Natif d’une famille de petits paysans flamands dont cinq des huit enfants moururent en bas âge, Maurice Wullens perdit sa mère à neuf ans et eut la charge d’élever son frère Marcel et sa sœur. Passionné de lecture comme sa mère et très doué pour l’étude, il réussit, grâce aux privations de son père et au dévouement de son instituteur à l’école primaire de Bergues, à passer le Brevet élémentaire en 1910 puis à entrer à l’École normale d’instituteurs de Douai. C’est là que lui et quatre de ses camarades, Maurice Bataille, Marius Daillie, Alexandre Desvachez et Florimond Wagon, tous élèves de Jules Leroux, formèrent le projet de créer une revue. En octobre 1913 parut le premier numéro des Humbles, « Revue littéraire de la région du Nord » dont Maurice Bataille fut le directeur. Le numéro 2 (novembre) dédié à Maurice Barrès porte comme sous-titre : « Revue littéraire des Primaires » et le texte de présentation s’intitulait « La revanche des Ânes » : « Nous croyons que le moment est venu d’activer l’orientation de nos efforts vers notre but : détruire cette légende stupide que se sont plus à créer et à entretenir quelques intellectuels au dilettantisme mondain et qui fait prononcer le mot « primaire » avec tant de pitié et de dédain. »
A la veille de la guerre, Les Humbles avaient publié six cahiers, dont « Le Chapeau de velours » de Maurice Bataille et une série de « Croquis flamands » de Wullens.
En août 1914, Maurice Wullens, jeune instituteur stagiaire à Steenvoorde (Nord), fut mobilisé au 73e régiment d’Infanterie.

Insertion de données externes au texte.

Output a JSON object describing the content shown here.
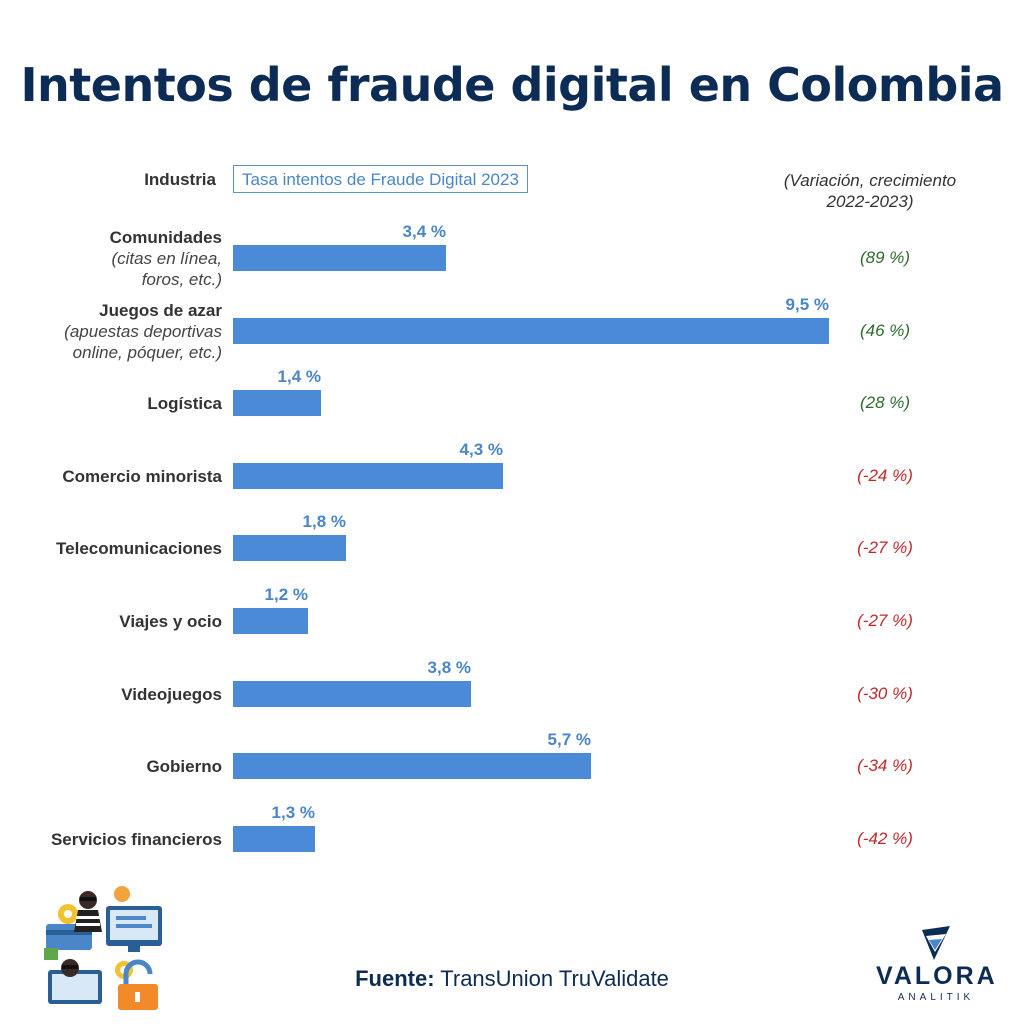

Envoyé à Pont-Audemer, puis à Saint-Astier, en Dordogne, et au camp de La Courtine, il refusa de suivre le peloton des élèves-caporaux, ce qui eut pour conséquence de le faire incorporer au premier détachement envoyé au front. Le 30 décembre, il fut grièvement blessé (jambe gauche fracassée, index de la main gauche arraché) en Argonne. Relevé par les soldats allemands, il fut transporté à l’hôpital de Stenay, puis à celui de Darmstadt (Hesse) et, en juillet 1915, fut rapatrié en France comme grand blessé et fut réformé le 2 novembre 1915.
Dans un livre qui ne put paraître qu’en 1920, Pages de mon Carnet, souvenirs de voyage, de campagne et de captivité, livre qui est un témoignage direct, suite de faits et d’impressions notés au jour le jour, Wullens raconta son aventure des dépôts de l’arrière aux tranchées et enfin dans les hôpitaux allemands et le camp de prisonniers. Dédiées à « L’anonyme soldat wurtembourgeois qui, suspendant généreusement son geste de mort », lui avait épargné la vie, ces pages voulaient « sauver du désastre mondial les quelques bribes dignes d’être sauvées », c’est-à-dire le sens de la fraternité entre les hommes par delà les frontières. Le terrible drame de la guerre devait durablement marquer Wullens et conditionner son attitude ultérieure. Ses amis dispersés, certains tués comme Desvachez, Wagon, Dalleré et aussi Jules Leroux, Maurice Wullens se retrouva seul à Paris en novembre 1915 et reprit son métier d’instituteur à l’école de garçons du 30 rue Saint-Jacques (5e arr.)
A partir de mai 1916, il fit reparaître Les Humbles dans les conditions difficiles de l’époque soumise à la censure militaire et participait régulièrement aux réunions tenues à Paris par le groupe des Amis de Par delà la mêlée du nom de la revue individualiste dirigée par E. Armand à laquelle il collaborait ainsi qu’à Ce qu’il faut dire de Sébastien Faure. L’année suivante, la revue fut suspendue jusqu’en mars 1918 sur ordre du ministre Paul Painlevé. Mais Wullens tourna l’obstacle en publiant des numéros spéciaux consacrés à Émile Verhaeren, Gabriel Belot, A. M. Gossez, à Romain Rolland devant la guerre, à une Anthologie des Humbles. Cependant, le recueil Le Coeur de l’ennemi, anthologie des poètes et écrivains allemands pacifistes, interdit par les autorités militaires, ne put être publié qu’en avril 1919.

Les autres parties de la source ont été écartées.